Dari kekurangan armada roro tersebut, ia berjanji dan menyatakan sikap untuk mengantisipasi meminta agar dalam satu bulan ini untuk mengembalikan semua roro yang sedang docking ke Bengkalis. Dan untuk sistim di momen Posko menyambut Natal dan tahun baru (Nataru) nantinya sudah melakukan e-tiketing.
"Beri kami waktu, jika ini tidak terjadi selama satu bulan kami siap menerima konsekuensinya," ungkap Kadishub Bengkalis Adi Pranoto di ruang Banmus.
Ketua DPRD Bengkalis Septian Nugraha menegaskan agar dengan segera Kadishub mencari solusi terbaik terkait kapal roro ini. Perlu saya sampaikan, mengenai 8 tuntutan ini, kami tidak bisa berjanji, tetapi kami di DPRD akan memberikan bukti aksi nyata kedepannya.
Yang pertama terkait permasalahan roro dan mengevaluasi kinerja Kepala Dinas Perhubungan (Kadishub) Bengkalis, karena dinilai tidak tuntasnya dengan pelayanan pelabuhan dan kapal roro.
"Semua tuntunan aksi Geram akan kami sampaikan kepada Bupati Bengkalis.

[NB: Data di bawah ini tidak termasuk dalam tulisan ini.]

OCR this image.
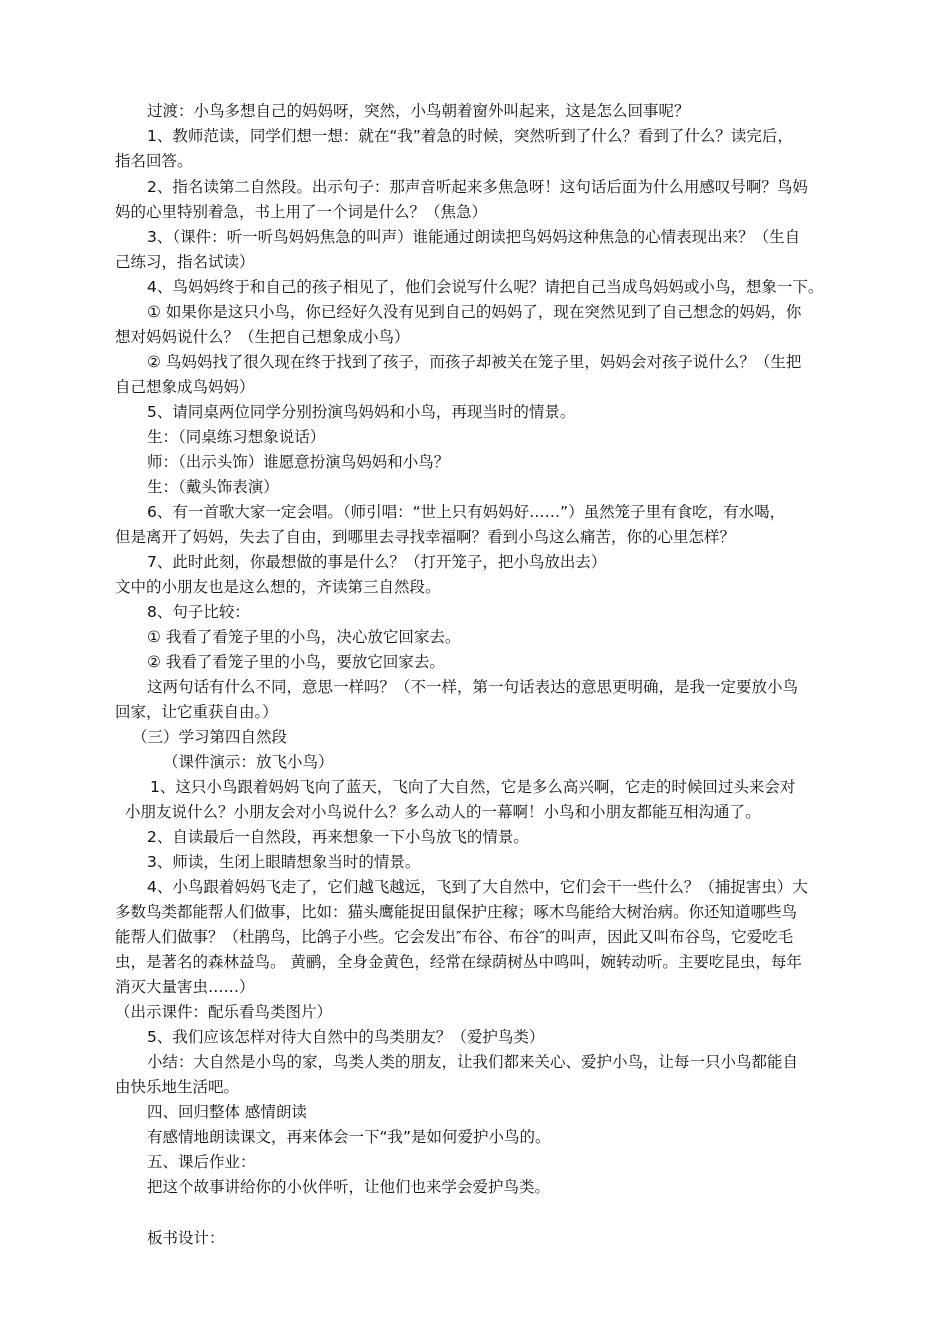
过渡：小鸟多想自己的妈妈呀，突然，小鸟朝着窗外叫起来，这是怎么回事呢？
1、教师范读，同学们想一想：就在“我”着急的时候，突然听到了什么？看到了什么？读完后，
指名回答。
2、指名读第二自然段。出示句子：那声音听起来多焦急呀！这句话后面为什么用感叹号啊？鸟妈
妈的心里特别着急，书上用了一个词是什么？（焦急）
3、（课件：听一听鸟妈妈焦急的叫声）谁能通过朗读把鸟妈妈这种焦急的心情表现出来？（生自
己练习，指名试读）
4、鸟妈妈终于和自己的孩子相见了，他们会说写什么呢？请把自己当成鸟妈妈或小鸟，想象一下。
① 如果你是这只小鸟，你已经好久没有见到自己的妈妈了，现在突然见到了自己想念的妈妈，你
想对妈妈说什么？（生把自己想象成小鸟）
② 鸟妈妈找了很久现在终于找到了孩子，而孩子却被关在笼子里，妈妈会对孩子说什么？（生把
自己想象成鸟妈妈）
5、请同桌两位同学分别扮演鸟妈妈和小鸟，再现当时的情景。
生：（同桌练习想象说话）
师：（出示头饰）谁愿意扮演鸟妈妈和小鸟？
生：（戴头饰表演）
6、有一首歌大家一定会唱。（师引唱：“世上只有妈妈好……”）虽然笼子里有食吃，有水喝，
但是离开了妈妈，失去了自由，到哪里去寻找幸福啊？看到小鸟这么痛苦，你的心里怎样？
7、此时此刻，你最想做的事是什么？（打开笼子，把小鸟放出去）
文中的小朋友也是这么想的，齐读第三自然段。
8、句子比较：
① 我看了看笼子里的小鸟，决心放它回家去。
② 我看了看笼子里的小鸟，要放它回家去。
这两句话有什么不同，意思一样吗？（不一样，第一句话表达的意思更明确，是我一定要放小鸟
回家，让它重获自由。）
（三）学习第四自然段
（课件演示：放飞小鸟）
1、这只小鸟跟着妈妈飞向了蓝天，飞向了大自然，它是多么高兴啊，它走的时候回过头来会对
小朋友说什么？小朋友会对小鸟说什么？多么动人的一幕啊！小鸟和小朋友都能互相沟通了。
2、自读最后一自然段，再来想象一下小鸟放飞的情景。
3、师读，生闭上眼睛想象当时的情景。
4、小鸟跟着妈妈飞走了，它们越飞越远，飞到了大自然中，它们会干一些什么？（捕捉害虫）大
多数鸟类都能帮人们做事，比如：猫头鹰能捉田鼠保护庄稼；啄木鸟能给大树治病。你还知道哪些鸟
能帮人们做事？（杜鹃鸟，比鸽子小些。它会发出″布谷、布谷″的叫声，因此又叫布谷鸟，它爱吃毛
虫，是著名的森林益鸟。 黄鹂，全身金黄色，经常在绿荫树丛中鸣叫，婉转动听。主要吃昆虫，每年
消灭大量害虫……）
（出示课件：配乐看鸟类图片）
5、我们应该怎样对待大自然中的鸟类朋友？（爱护鸟类）
小结：大自然是小鸟的家，鸟类人类的朋友，让我们都来关心、爱护小鸟，让每一只小鸟都能自
由快乐地生活吧。
四、回归整体 感情朗读
有感情地朗读课文，再来体会一下“我”是如何爱护小鸟的。
五、课后作业：
把这个故事讲给你的小伙伴听，让他们也来学会爱护鸟类。
板书设计：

Beri kami waktu untuk menyelesaikan permasalahan ini," ujarnya.
Usai melakukan pertemuan dialog bersama masa aksi, Kadishub Bengkalis Adi Pranoto dikonfirmasi wartawan terkait kapal Roro KMP Tasim Gemilang milik pemerintah daerah menyampaikan, bahwa kapal tersebut keberadaannya sekarang di atas air.
KMP Tasik Gemilang akan di jual, dan sudah mengikuti 3 kali proses lelang. Terakhir pada proses lelang tersebut dengan harga Rp 3,9 M, melalui Kantor Pelayanan Kekayaan Negara dan Lelang (KPKNL). Namun, sampai saat ini belum terjual.
Selanjutnya, ia menjelaskan terkait docking kapal kami sudah berkoordinasi dengan Kantor Kesyahbandaran dan Otoritas Pelabuhan (KSOP) nantinya pada pertiga bulan mereka melakukan pengecekan fisik kapal.
"Nah, solusi terdekatnya ia katakan bahwa sudah berkoordinasi dengan pihak kapal dari dua perusahaan, KSOP dan melibatkan kementerian perhubungan sudah mengecek ke tempat docking," ujarnya.
Untuk KMP Mutiara Pertiwi II pada minggu kedua ini sudah bisa masuk ke lintasan, dan KMP Swarna Putri pada Minggu ketiga.
"Dan kapal satunya lagi belum bisa naik docking, karena posisi di galangan docking masih penuh. Maka dari itu masih menunggu kapal yang lain keluar baru bisa masuk docking," ungkap Kadishub.